Like many others, I disabled the Location services feature of my phone in the aftermath of Edward Snowden’s whistleblowing in May 2013.
I was seriously concerned with my data privacy. But now PRISM, the NSA program for surveillance of the public, has been relegated to the lower parts of consciousness. It pops up every once in a while, but mainly as a reminder not to trust the “benevolent” government too far.
What most seems to have forgotten in this affair is the source of all the data.
NSA would not have much data to scatter through their PRISM without the usual suspects Apple, Google, Microsoft and Facebook, with the help of telecommunication operators. With the Google acquisition of Nest, an intelligent home company, Apple’s Homekit, Samsungs Smart Home Service and Microsoft’s partnership with Smartlabs they will “move in” to our homes. The potential benefits are enticing, with the Internet of Things around the corner, we will soon be able to control our home from the other side of the globe, if need be. Turn on/off appliances, home security, climate control, checks what’s in the fridge (or get a shopping list) and send your robot vacuum cleaner on an extra round around the house before the guests arrive. The list of things we can automate and remote control could go on, I’ve not even mentioned self-driving cars. But it does not stop there.
Apple’s Health app and Google’s investment in companies such as 23andme (genotyping) and Flatiron Health (cancer analytics) is the first step to “move in” to our genes and our health.

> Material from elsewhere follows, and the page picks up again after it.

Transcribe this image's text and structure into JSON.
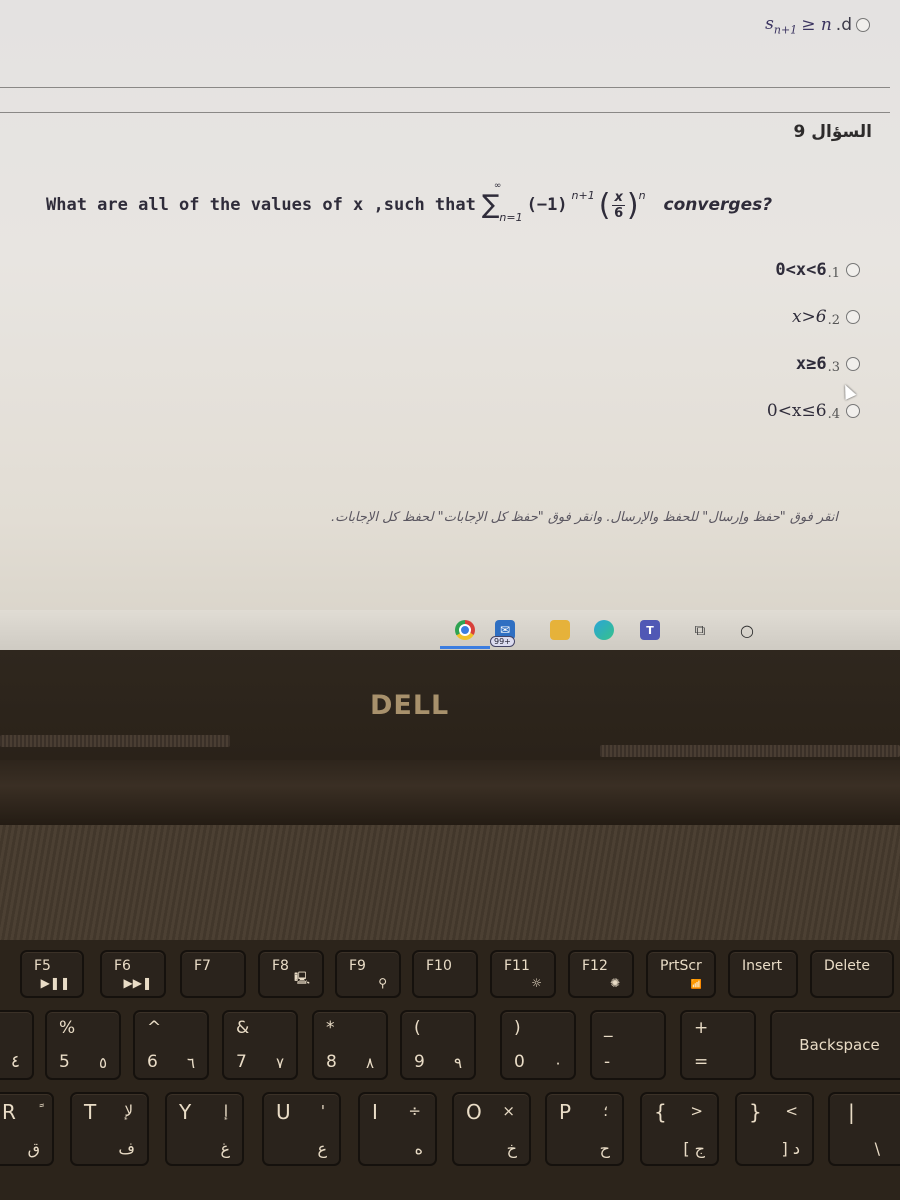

Aggregate all this information and you have what I’d describe as an omniscient corporation, with the knowledge of all your actions, and the predictive power that comes from billions of sensors and users. Our privacy is easily side-stepped via endless user license agreements.
Or, put in another way, “Privacy may be an anomaly” as Google’s Vint Cerf chose to express it.

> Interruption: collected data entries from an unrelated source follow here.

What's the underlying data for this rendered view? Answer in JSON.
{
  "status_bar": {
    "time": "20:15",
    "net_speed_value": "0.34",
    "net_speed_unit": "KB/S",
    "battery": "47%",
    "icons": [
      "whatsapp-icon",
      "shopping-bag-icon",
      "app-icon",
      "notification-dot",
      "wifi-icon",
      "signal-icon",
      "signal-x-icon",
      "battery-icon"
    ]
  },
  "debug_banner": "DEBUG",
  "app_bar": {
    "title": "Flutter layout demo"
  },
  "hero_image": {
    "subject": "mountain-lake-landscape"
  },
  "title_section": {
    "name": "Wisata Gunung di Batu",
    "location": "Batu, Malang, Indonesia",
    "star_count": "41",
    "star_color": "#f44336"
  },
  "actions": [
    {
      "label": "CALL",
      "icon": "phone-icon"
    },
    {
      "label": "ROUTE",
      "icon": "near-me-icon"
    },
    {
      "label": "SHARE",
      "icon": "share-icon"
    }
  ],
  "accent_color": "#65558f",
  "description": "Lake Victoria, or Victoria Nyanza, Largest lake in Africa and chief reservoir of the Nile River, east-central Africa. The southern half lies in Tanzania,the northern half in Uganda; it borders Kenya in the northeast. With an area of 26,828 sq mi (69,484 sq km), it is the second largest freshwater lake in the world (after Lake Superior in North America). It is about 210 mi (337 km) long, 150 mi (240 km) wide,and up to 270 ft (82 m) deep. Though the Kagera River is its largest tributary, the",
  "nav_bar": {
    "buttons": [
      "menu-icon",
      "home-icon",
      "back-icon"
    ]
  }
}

Science fiction? All of the above mentioned services exist, they have not yet been integrated and aggregated, but it is where we’re heading. Will Philip K. Dick, the author of Minority Report, be proven an oracle, in the same way as George Orwell was?
Luckily there are forces opposing this development.
EU and US policy makers are scratching their heads trying to understand the development and protect the privacy and integrity of their citizens. At the same time, they very much would like to access our data in the wake of legislation like the “Protect America Act”.
There is much effort being made from the traditionally freedom loving academia to develop open standards and the open web movement is still influential enough match the drift toward private webs.
Much is in the hands of us consumers, we need to demand privacy and the right to control our personal data and think twice when giving consent to it being used for other purposes than that of the widget we bought. Will we?
Like many others, I have re-enabled the Locations services again, it is so convenient.